Features

Four Center Grove students accepted into Indiana University Honors Program for Foreign Language

Aaron Toland | Staff Writer

On a daily basis, the average man will speak about 7,000 words; on the other hand, the average woman will speak 20,000 words in the same time period. For almost every student at CGHS, all of the 7,000-20,000 words that they utter on a daily basis will be spoken in English. However, several CGHS students will not speak anywhere near this number of English words over the first six weeks of their summer break. These students will not be allowed to speak English at all.

  CGHS junior Cadyn Cox and seniors Isaac Hagedorn, Adam Hering, Jenna Rager and Jacob Thrasher have all been accepted into the Indiana University Honors Program for Foreign Language(IUHPFL.) The IUHPFL allows a select number of Indiana high school students to spend more than six weeks in countries across the globe. While abroad, students live with host families, study their respective foreign language at a university and visit several points of interest in their country. During their time abroad, students must follow the IUHPFL honor code. Students are permitted from speaking English, reading anything in English and listening to any music in English. Additionally, students are not allowed to bring any of their personal electronic devices. In other words, no snapchat for over a month! Those in the program are also only allowed to stay in contact with their friends and families in the United States for an hour a week.

  Along with the qualifications to remain in the IUHPFL, there are several qualifications to be accepted into the IUHPFL: students must attend an Indiana high school, be between 15 and 19 years of age, have completed a minimum of three years of the foreign language spoken in the country they wish to visit, have outstanding character and students must have a solid academic record. CGHS students decided to apply for the program for several reasons.

  Adam Hering’s main reason for becoming apart of the IUHPFL was the positive experience that the program offered his sister.

  “My sister applied for this program and had a blast when she went,” Hering said, who will be spending his summer speaking Spanish in Viña del Mar, Chilé. “She also came back fluent in Spanish and this is something I would like to achieve.”

  “I decided to apply to the program firstly because I really love French,” junior Cadyn Cox said; this summer she will be in the city of St. Brieuc, France. “I find real joy in learning the language and look forward to coming class every day. The language and culture are so interesting and different from ours. When I was presented with the chance to experience it first-hand, I couldn’t turn it down. Also, I feel that it is becoming increasingly important to know a second language in our world today, especially with how global it is becoming.”

  The IUHPFL is not only a rigorous experience academically; according to the program’s website, the program is also rigorous socially, emotionally, physically and personally. Hering and Cox are nervous about several facets of their trip abroad.

  “I’m a little bit nervous to have limited contact with my family, but the excitement of experiencing a foreign country and getting to know my host family outweighs that,” Cox said. “I know I will miss my family, but the benefits I will be earning from the program will make the homesickness worth it. As for not being able to speak English, I figure the worst that will happen is that I become really good at playing charades.”

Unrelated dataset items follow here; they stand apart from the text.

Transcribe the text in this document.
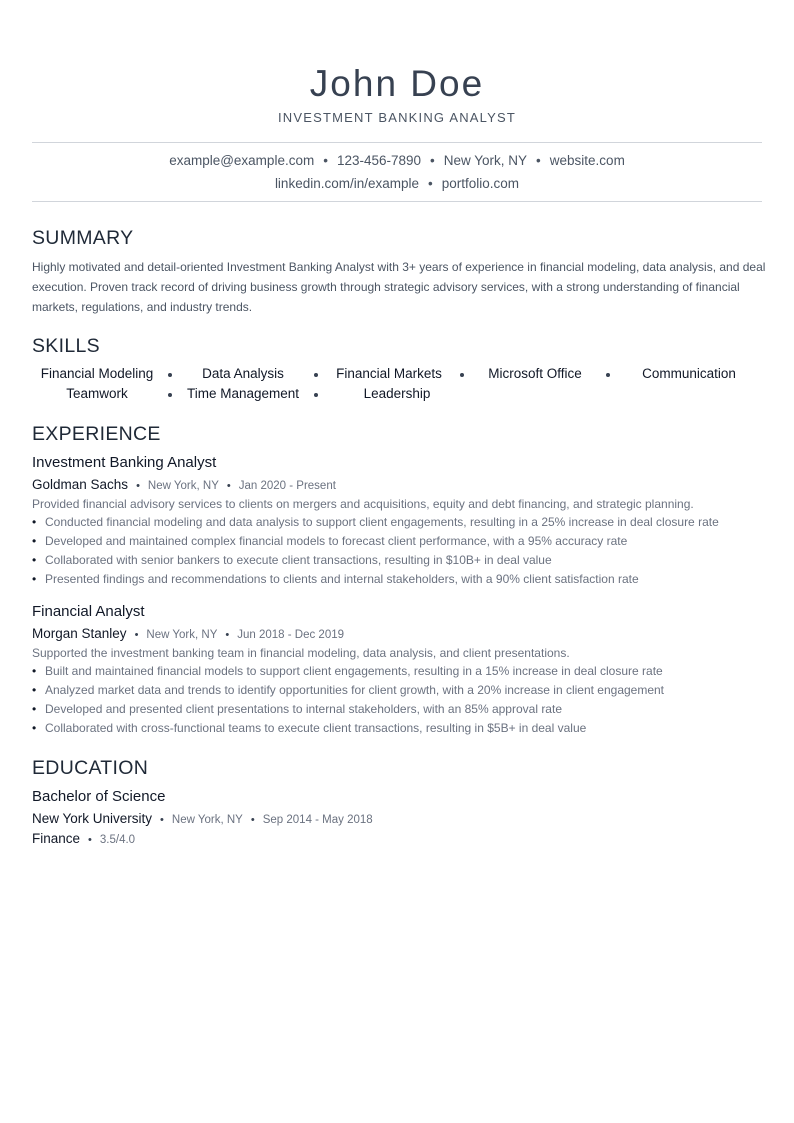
John Doe
INVESTMENT BANKING ANALYST
example@example.com • 123-456-7890 • New York, NY • website.com
linkedin.com/in/example • portfolio.com
SUMMARY
Highly motivated and detail-oriented Investment Banking Analyst with 3+ years of experience in financial modeling, data analysis, and deal execution. Proven track record of driving business growth through strategic advisory services, with a strong understanding of financial markets, regulations, and industry trends.
SKILLS
Financial Modeling	Data Analysis	Financial Markets	Microsoft Office	Communication
Teamwork	Time Management	Leadership
EXPERIENCE
Investment Banking Analyst
Goldman Sachs • New York, NY • Jan 2020 - Present
Provided financial advisory services to clients on mergers and acquisitions, equity and debt financing, and strategic planning.
• Conducted financial modeling and data analysis to support client engagements, resulting in a 25% increase in deal closure rate
• Developed and maintained complex financial models to forecast client performance, with a 95% accuracy rate
• Collaborated with senior bankers to execute client transactions, resulting in $10B+ in deal value
• Presented findings and recommendations to clients and internal stakeholders, with a 90% client satisfaction rate
Financial Analyst
Morgan Stanley • New York, NY • Jun 2018 - Dec 2019
Supported the investment banking team in financial modeling, data analysis, and client presentations.
• Built and maintained financial models to support client engagements, resulting in a 15% increase in deal closure rate
• Analyzed market data and trends to identify opportunities for client growth, with a 20% increase in client engagement
• Developed and presented client presentations to internal stakeholders, with an 85% approval rate
• Collaborated with cross-functional teams to execute client transactions, resulting in $5B+ in deal value
EDUCATION
Bachelor of Science
New York University • New York, NY • Sep 2014 - May 2018
Finance • 3.5/4.0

  “I am not nervous about having limited contact with my family because I am a very independent person,” Hering said. “I am nervous about not speaking English because it will be difficult. Instead of going from Spanish IV to Spanish V, I am going from Spanish IV to Spanish IX.”

  Despite their worries, Cox and Hering are excited for the summer that lies ahead of them. The two have set several linguistic and personal goals for their summer.

  Cox said, “My goals are to improve my French speaking ability and become more independent and self-sufficient as I navigate this experience, hopefully preparing me for the next stage of my life.”

  “Obviously learning to speak Spanish better, but the main thing is to immerse myself in a new culture and learn what I can,” Hering said. “Another one of my goals is to learn how to cook some of the food that they eat.”

  One unique aspect of the program is that students live with host families. Living with a host family integrates students into the culture of the foreign country; furthermore, living with a host family provides emotional support and fosters linguistic development. After their summer abroad, many students consider their host families their second families. Hering and Cox are both excited about meeting their new families.

“I am genuinely excited to meet and live with my host family,” Cox said. “I’m excited to meet these new people and form new friendships with them.”

  Hering adds, “I am looking forward to living with a host family, when my sister went on her trip she loved her host family. I have heard this from many people who went on this trip.”

  Hering and Cox both plan to continue studying their respective languages post-IUHPFL. Hering and Cox are both planning on studying their languages when they go on to college; both students also hope to become fluent or near fluent by the time their foreign odyssey has ended.

  The IUHPFL allows participants to jump-start their language abilities through cultural and linguistic immersion. The six CGHS students that applied for the program know what they are in for. Their time abroad will almost definitely push them to their breaking points academically, physically and mentally. The fact that these students are in the program despite the inherent challenges is a testament to their characters. If these students can bring their foreign language skills and their characters into our world, everyone will benefit.